To address this, the authors formulate a system model for an indoor office scenario consisting of a single‑antenna access point (AP), one LC‑RIS with 750 unit cells, and a mobile user moving at ≤5 m/s. The AP–RIS and RIS–user links follow a Rician fading model, while the direct AP–user link is blocked, leaving only non‑line‑of‑sight components. Each RIS element reflects with unit amplitude and a controllable phase ωₙ; the physical reconfiguration time for a desired phase shift is derived from exponential dynamics characterized by two time constants (τ⁻_c = 29 ms, τ⁺_c = 9 ms). The maximum configuration time t_c for a slot is the worst‑case among all elements, and the effective serving time is t_k = t_s − t_c. The instantaneous data rate in a slot is R = (t_k/t_s) · B · log₂(1+SNR), leading to the optimization problem of maximizing the expected rate subject to unit‑modulus, phase‑range, and timing constraints.

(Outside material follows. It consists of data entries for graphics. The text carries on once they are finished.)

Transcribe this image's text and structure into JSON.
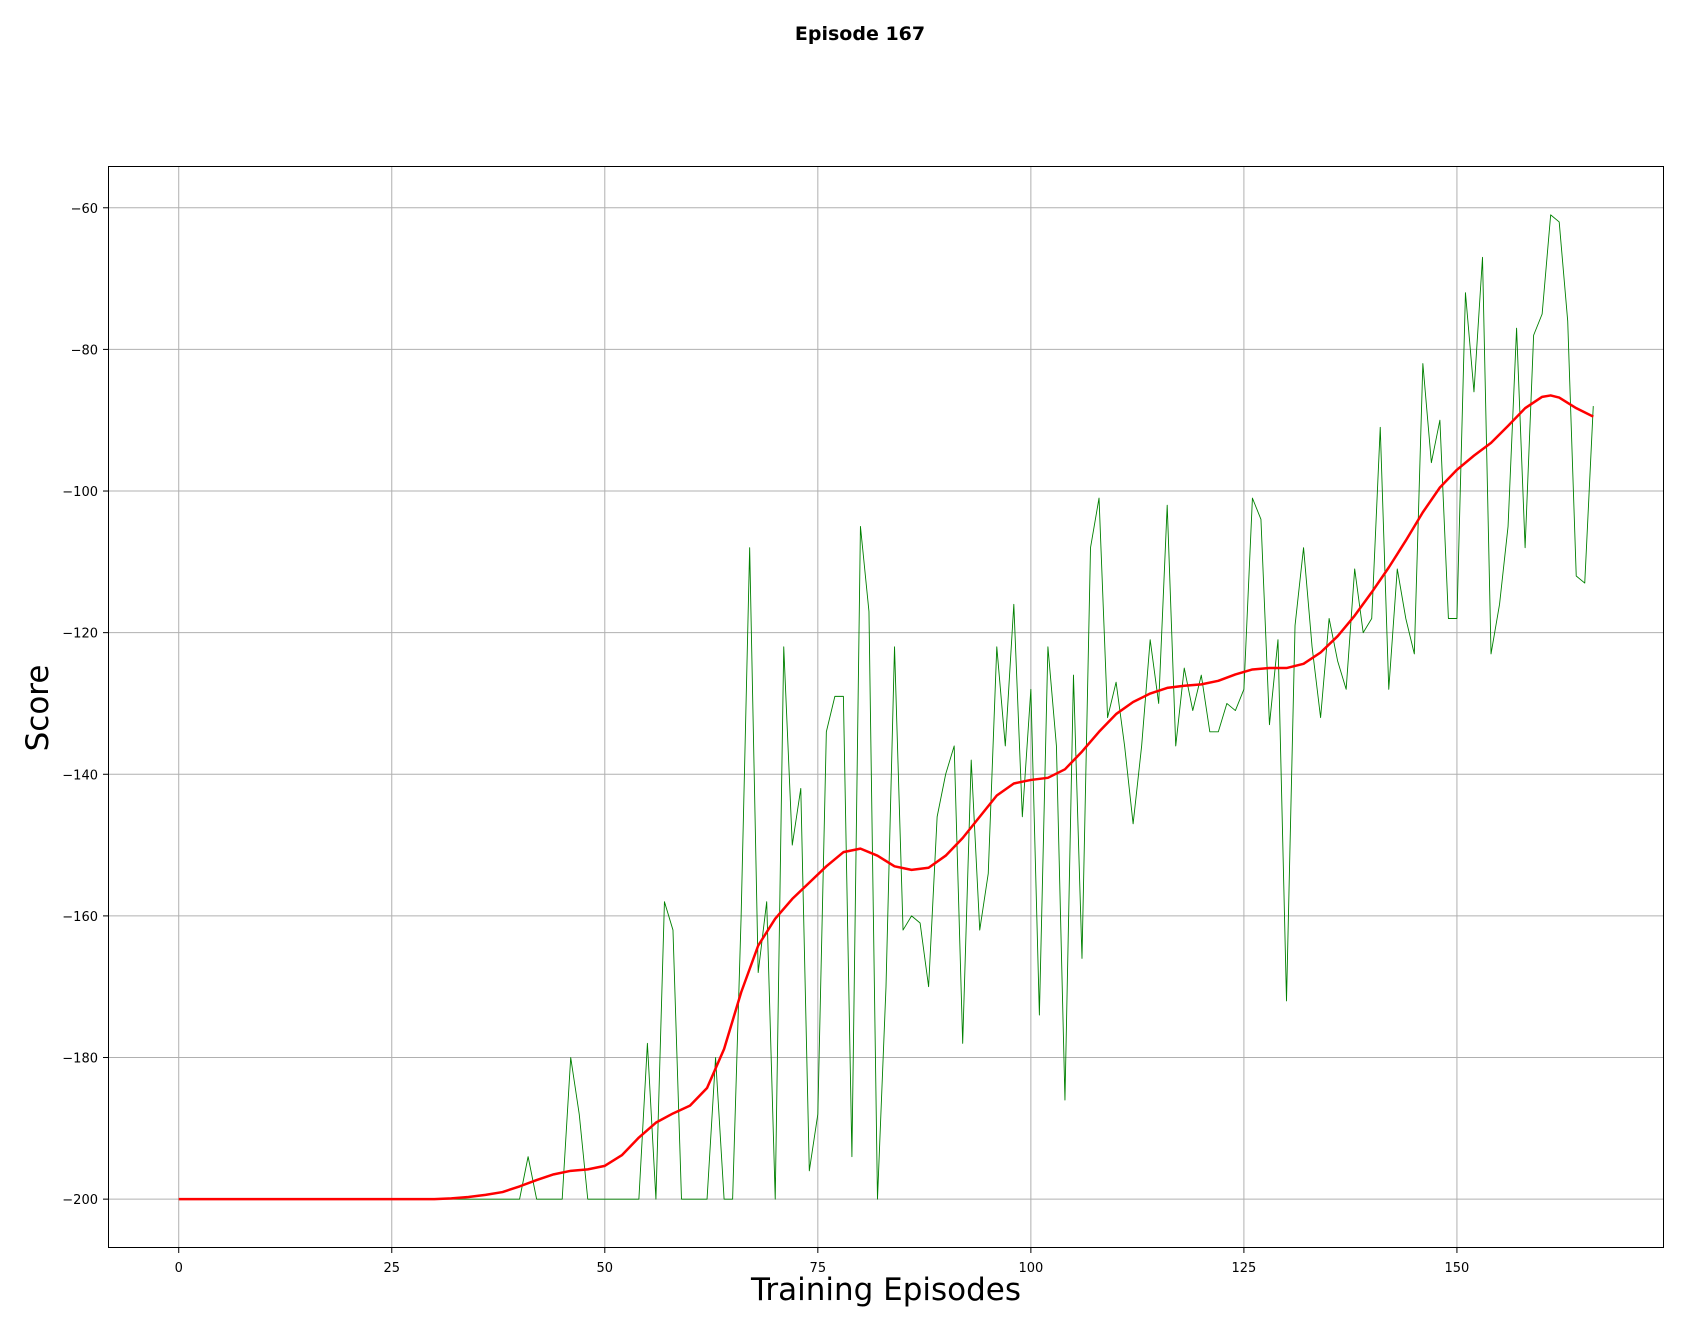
{
  "colors": {
    "raw": "#008000",
    "smoothed": "#ff0000",
    "grid": "#b0b0b0",
    "frame": "#000000"
  },
  "chart_data": {
    "type": "line",
    "title": "Episode 167",
    "xlabel": "Training Episodes",
    "ylabel": "Score",
    "xlim": [
      -8.3,
      174.3
    ],
    "ylim": [
      -206.9,
      -54.1
    ],
    "xticks": [
      0,
      25,
      50,
      75,
      100,
      125,
      150
    ],
    "xtick_labels": [
      "0",
      "25",
      "50",
      "75",
      "100",
      "125",
      "150"
    ],
    "yticks": [
      -200,
      -180,
      -160,
      -140,
      -120,
      -100,
      -80,
      -60
    ],
    "ytick_labels": [
      "−200",
      "−180",
      "−160",
      "−140",
      "−120",
      "−100",
      "−80",
      "−60"
    ],
    "grid": true,
    "legend": false,
    "series": [
      {
        "color": "#008000",
        "line_width": "thin",
        "x": [
          0,
          1,
          2,
          3,
          4,
          5,
          6,
          7,
          8,
          9,
          10,
          11,
          12,
          13,
          14,
          15,
          16,
          17,
          18,
          19,
          20,
          21,
          22,
          23,
          24,
          25,
          26,
          27,
          28,
          29,
          30,
          31,
          32,
          33,
          34,
          35,
          36,
          37,
          38,
          39,
          40,
          41,
          42,
          43,
          44,
          45,
          46,
          47,
          48,
          49,
          50,
          51,
          52,
          53,
          54,
          55,
          56,
          57,
          58,
          59,
          60,
          61,
          62,
          63,
          64,
          65,
          66,
          67,
          68,
          69,
          70,
          71,
          72,
          73,
          74,
          75,
          76,
          77,
          78,
          79,
          80,
          81,
          82,
          83,
          84,
          85,
          86,
          87,
          88,
          89,
          90,
          91,
          92,
          93,
          94,
          95,
          96,
          97,
          98,
          99,
          100,
          101,
          102,
          103,
          104,
          105,
          106,
          107,
          108,
          109,
          110,
          111,
          112,
          113,
          114,
          115,
          116,
          117,
          118,
          119,
          120,
          121,
          122,
          123,
          124,
          125,
          126,
          127,
          128,
          129,
          130,
          131,
          132,
          133,
          134,
          135,
          136,
          137,
          138,
          139,
          140,
          141,
          142,
          143,
          144,
          145,
          146,
          147,
          148,
          149,
          150,
          151,
          152,
          153,
          154,
          155,
          156,
          157,
          158,
          159,
          160,
          161,
          162,
          163,
          164,
          165,
          166
        ],
        "y": [
          -200,
          -200,
          -200,
          -200,
          -200,
          -200,
          -200,
          -200,
          -200,
          -200,
          -200,
          -200,
          -200,
          -200,
          -200,
          -200,
          -200,
          -200,
          -200,
          -200,
          -200,
          -200,
          -200,
          -200,
          -200,
          -200,
          -200,
          -200,
          -200,
          -200,
          -200,
          -200,
          -200,
          -200,
          -200,
          -200,
          -200,
          -200,
          -200,
          -200,
          -200,
          -194,
          -200,
          -200,
          -200,
          -200,
          -180,
          -188,
          -200,
          -200,
          -200,
          -200,
          -200,
          -200,
          -200,
          -178,
          -200,
          -158,
          -162,
          -200,
          -200,
          -200,
          -200,
          -180,
          -200,
          -200,
          -160,
          -108,
          -168,
          -158,
          -200,
          -122,
          -150,
          -142,
          -196,
          -188,
          -134,
          -129,
          -129,
          -194,
          -105,
          -117,
          -200,
          -170,
          -122,
          -162,
          -160,
          -161,
          -170,
          -146,
          -140,
          -136,
          -178,
          -138,
          -162,
          -154,
          -122,
          -136,
          -116,
          -146,
          -128,
          -174,
          -122,
          -136,
          -186,
          -126,
          -166,
          -108,
          -101,
          -132,
          -127,
          -136,
          -147,
          -136,
          -121,
          -130,
          -102,
          -136,
          -125,
          -131,
          -126,
          -134,
          -134,
          -130,
          -131,
          -128,
          -101,
          -104,
          -133,
          -121,
          -172,
          -119,
          -108,
          -122,
          -132,
          -118,
          -124,
          -128,
          -111,
          -120,
          -118,
          -91,
          -128,
          -111,
          -118,
          -123,
          -82,
          -96,
          -90,
          -118,
          -118,
          -72,
          -86,
          -67,
          -123,
          -116,
          -105,
          -77,
          -108,
          -78,
          -75,
          -61,
          -62,
          -76,
          -112,
          -113,
          -88
        ]
      },
      {
        "color": "#ff0000",
        "line_width": "thick",
        "x": [
          0,
          10,
          20,
          28,
          30,
          32,
          34,
          36,
          38,
          40,
          42,
          44,
          46,
          48,
          50,
          52,
          54,
          56,
          58,
          60,
          62,
          64,
          66,
          68,
          70,
          72,
          74,
          76,
          78,
          80,
          82,
          84,
          86,
          88,
          90,
          92,
          94,
          96,
          98,
          100,
          102,
          104,
          106,
          108,
          110,
          112,
          114,
          116,
          118,
          120,
          122,
          124,
          126,
          128,
          130,
          132,
          134,
          136,
          138,
          140,
          142,
          144,
          146,
          148,
          150,
          152,
          154,
          156,
          158,
          160,
          161,
          162,
          164,
          166
        ],
        "y": [
          -200,
          -200,
          -200,
          -200,
          -200,
          -199.9,
          -199.7,
          -199.4,
          -199,
          -198.2,
          -197.3,
          -196.5,
          -196,
          -195.8,
          -195.3,
          -193.8,
          -191.3,
          -189.2,
          -187.9,
          -186.8,
          -184.3,
          -178.8,
          -170.8,
          -164.2,
          -160.4,
          -157.6,
          -155.3,
          -153,
          -151,
          -150.5,
          -151.5,
          -153,
          -153.5,
          -153.2,
          -151.5,
          -149,
          -146,
          -143,
          -141.3,
          -140.8,
          -140.5,
          -139.3,
          -136.8,
          -134,
          -131.5,
          -129.8,
          -128.6,
          -127.8,
          -127.5,
          -127.3,
          -126.8,
          -125.9,
          -125.2,
          -125,
          -125,
          -124.4,
          -122.8,
          -120.5,
          -117.6,
          -114.3,
          -110.8,
          -107,
          -103,
          -99.5,
          -97,
          -95,
          -93.2,
          -90.8,
          -88.3,
          -86.7,
          -86.5,
          -86.8,
          -88.3,
          -89.5
        ]
      }
    ]
  }
}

Because perfect, up‑to‑date channel state information (CSI) is unavailable—RIS is passive and CSI estimation at the AP would be outdated—the authors recast the problem as a Markov decision process (MDP) and apply a Deep Deterministic Policy Gradient (DDPG) algorithm. The state vector includes the current RIS phase vector, a theoretical optimal phase vector computed from outdated CSI (ω_opt), previous slot distances, and the real/imaginary parts of the AP‑RIS, RIS‑user, and AP‑user channels. The action is the continuous phase vector to be applied in the next slot. Rather than using the raw data rate as reward, they define a weighted sum r_i = β₁·SNR + β₂·t_k, allowing explicit control over the trade‑off between signal quality and configuration latency. Two deep neural networks—an actor that outputs phase vectors and a critic that evaluates Q‑values—are trained with experience replay and target networks to handle the continuous state‑action space.

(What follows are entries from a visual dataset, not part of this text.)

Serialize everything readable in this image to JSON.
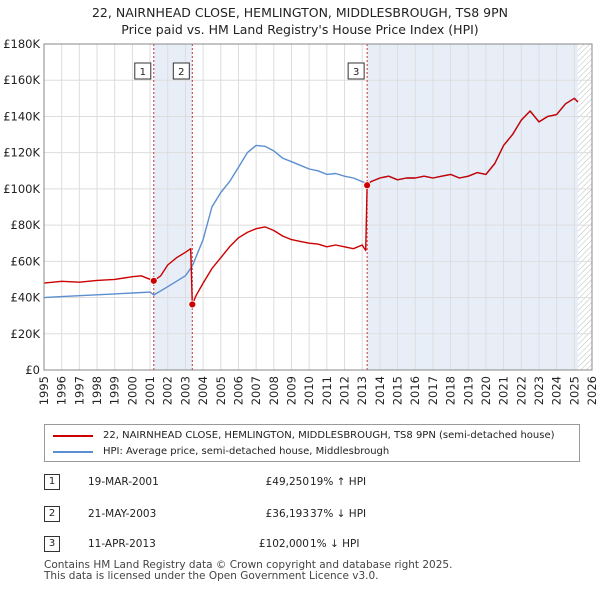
{
  "title_line1": "22, NAIRNHEAD CLOSE, HEMLINGTON, MIDDLESBROUGH, TS8 9PN",
  "title_line2": "Price paid vs. HM Land Registry's House Price Index (HPI)",
  "legend": {
    "property_label": "22, NAIRNHEAD CLOSE, HEMLINGTON, MIDDLESBROUGH, TS8 9PN (semi-detached house)",
    "hpi_label": "HPI: Average price, semi-detached house, Middlesbrough"
  },
  "sales": [
    {
      "num": "1",
      "date": "19-MAR-2001",
      "price": "£49,250",
      "hpi": "19% ↑ HPI"
    },
    {
      "num": "2",
      "date": "21-MAY-2003",
      "price": "£36,193",
      "hpi": "37% ↓ HPI"
    },
    {
      "num": "3",
      "date": "11-APR-2013",
      "price": "£102,000",
      "hpi": "1% ↓ HPI"
    }
  ],
  "footer_line1": "Contains HM Land Registry data © Crown copyright and database right 2025.",
  "footer_line2": "This data is licensed under the Open Government Licence v3.0.",
  "colors": {
    "property": "#cc0000",
    "hpi": "#5b8fd0",
    "band": "#e8eef8",
    "grid": "#dddddd"
  },
  "chart_data": {
    "type": "line",
    "title": "Price paid vs. HM Land Registry's House Price Index (HPI)",
    "xlabel": "",
    "ylabel": "",
    "xlim": [
      1995,
      2026
    ],
    "ylim": [
      0,
      180000
    ],
    "y_ticks": [
      0,
      20000,
      40000,
      60000,
      80000,
      100000,
      120000,
      140000,
      160000,
      180000
    ],
    "y_tick_labels": [
      "£0",
      "£20K",
      "£40K",
      "£60K",
      "£80K",
      "£100K",
      "£120K",
      "£140K",
      "£160K",
      "£180K"
    ],
    "x_ticks": [
      1995,
      1996,
      1997,
      1998,
      1999,
      2000,
      2001,
      2002,
      2003,
      2004,
      2005,
      2006,
      2007,
      2008,
      2009,
      2010,
      2011,
      2012,
      2013,
      2014,
      2015,
      2016,
      2017,
      2018,
      2019,
      2020,
      2021,
      2022,
      2023,
      2024,
      2025,
      2026
    ],
    "shaded_spans": [
      [
        2001.21,
        2003.39
      ],
      [
        2013.28,
        2025.2
      ]
    ],
    "hatched_span": [
      2025.2,
      2026
    ],
    "series": [
      {
        "name": "22, NAIRNHEAD CLOSE, HEMLINGTON, MIDDLESBROUGH, TS8 9PN (semi-detached house)",
        "color": "#cc0000",
        "x": [
          1995,
          1996,
          1997,
          1998,
          1999,
          2000,
          2000.5,
          2001.21,
          2001.6,
          2002,
          2002.5,
          2003,
          2003.3,
          2003.39,
          2003.6,
          2004,
          2004.5,
          2005,
          2005.5,
          2006,
          2006.5,
          2007,
          2007.5,
          2008,
          2008.5,
          2009,
          2009.5,
          2010,
          2010.5,
          2011,
          2011.5,
          2012,
          2012.5,
          2013,
          2013.2,
          2013.28,
          2013.5,
          2014,
          2014.5,
          2015,
          2015.5,
          2016,
          2016.5,
          2017,
          2017.5,
          2018,
          2018.5,
          2019,
          2019.5,
          2020,
          2020.5,
          2021,
          2021.5,
          2022,
          2022.5,
          2023,
          2023.5,
          2024,
          2024.5,
          2025,
          2025.2
        ],
        "y": [
          48000,
          49000,
          48500,
          49500,
          50000,
          51500,
          52000,
          49250,
          52000,
          58000,
          62000,
          65000,
          67000,
          36193,
          41000,
          48000,
          56000,
          62000,
          68000,
          73000,
          76000,
          78000,
          79000,
          77000,
          74000,
          72000,
          71000,
          70000,
          69500,
          68000,
          69000,
          68000,
          67000,
          69000,
          66000,
          102000,
          104000,
          106000,
          107000,
          105000,
          106000,
          106000,
          107000,
          106000,
          107000,
          108000,
          106000,
          107000,
          109000,
          108000,
          114000,
          124000,
          130000,
          138000,
          143000,
          137000,
          140000,
          141000,
          147000,
          150000,
          148000
        ]
      },
      {
        "name": "HPI: Average price, semi-detached house, Middlesbrough",
        "color": "#5b8fd0",
        "x": [
          1995,
          1996,
          1997,
          1998,
          1999,
          2000,
          2001,
          2001.21,
          2002,
          2003,
          2003.39,
          2004,
          2004.5,
          2005,
          2005.5,
          2006,
          2006.5,
          2007,
          2007.5,
          2008,
          2008.5,
          2009,
          2009.5,
          2010,
          2010.5,
          2011,
          2011.5,
          2012,
          2012.5,
          2013,
          2013.28,
          2013.5,
          2014,
          2014.5,
          2015,
          2015.5,
          2016,
          2016.5,
          2017,
          2017.5,
          2018,
          2018.5,
          2019,
          2019.5,
          2020,
          2020.5,
          2021,
          2021.5,
          2022,
          2022.5,
          2023,
          2023.5,
          2024,
          2024.5,
          2025,
          2025.2
        ],
        "y": [
          40000,
          40500,
          41000,
          41500,
          42000,
          42500,
          43000,
          41400,
          46000,
          52000,
          57400,
          72000,
          90000,
          98000,
          104000,
          112000,
          120000,
          124000,
          123500,
          121000,
          117000,
          115000,
          113000,
          111000,
          110000,
          108000,
          108500,
          107000,
          106000,
          104000,
          103000,
          104000,
          106000,
          107000,
          105000,
          106000,
          106000,
          107000,
          106000,
          107000,
          108000,
          106000,
          107000,
          109000,
          108000,
          114000,
          124000,
          130000,
          138000,
          143000,
          137000,
          140000,
          141000,
          147000,
          150000,
          148000
        ]
      }
    ],
    "annotations": [
      {
        "label": "1",
        "x": 2001.21,
        "y": 49250
      },
      {
        "label": "2",
        "x": 2003.39,
        "y": 36193
      },
      {
        "label": "3",
        "x": 2013.28,
        "y": 102000
      }
    ]
  }
}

For validation, a 60 GHz LC‑RIS prototype (30 × 25 cells) is used. Due to column‑wise driving constraints, only 30 independent phase values can be set (all 25 cells in a column share the same phase). Measured reflection coefficients from the prototype are embedded into a high‑fidelity ray‑tracing simulator that models a realistic office layout with walls, furniture, and blockage. Simulation parameters include a slot duration t_s = 50 ms, bandwidth B = 1 GHz, and transmit power P_t = 30 dBm.

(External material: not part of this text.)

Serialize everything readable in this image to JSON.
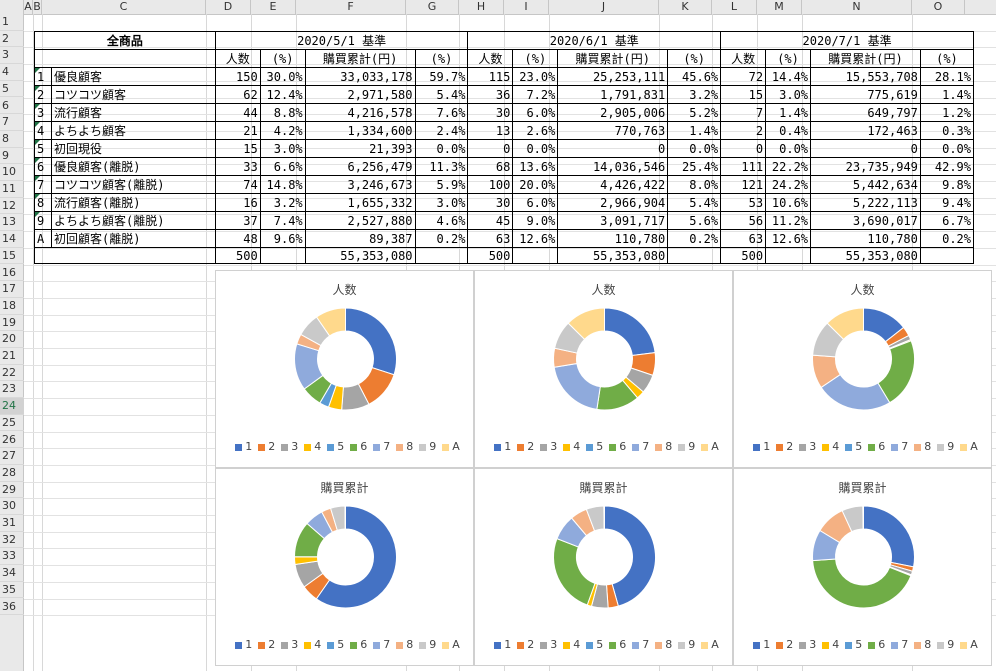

Results show that the DDPG‑based policy achieves roughly a 12 % increase in average data rate compared with a static “optimal” phase configuration that ignores reconfiguration delay, while keeping the actual configuration time below 20 ms. By adjusting β₁ and β₂, the algorithm can prioritize either higher SNR or longer serving time, demonstrating flexibility. Convergence is observed after about 3,000 training episodes (≈30 minutes of simulated time), and the method is robust to random initial phase settings.

The paper contributes three main innovations: (1) an explicit latency‑aware formulation of the RIS phase‑shift optimization problem; (2) a continuous‑action reinforcement‑learning solution that operates without perfect CSI; and (3) a realistic evaluation that integrates measured LC‑RIS hardware characteristics into ray‑tracing simulations. Future work is suggested on multi‑user/multi‑AP extensions, meta‑learning for rapid adaptation to new environments, and joint hardware‑algorithm co‑design to further reduce LC‑RIS switching times.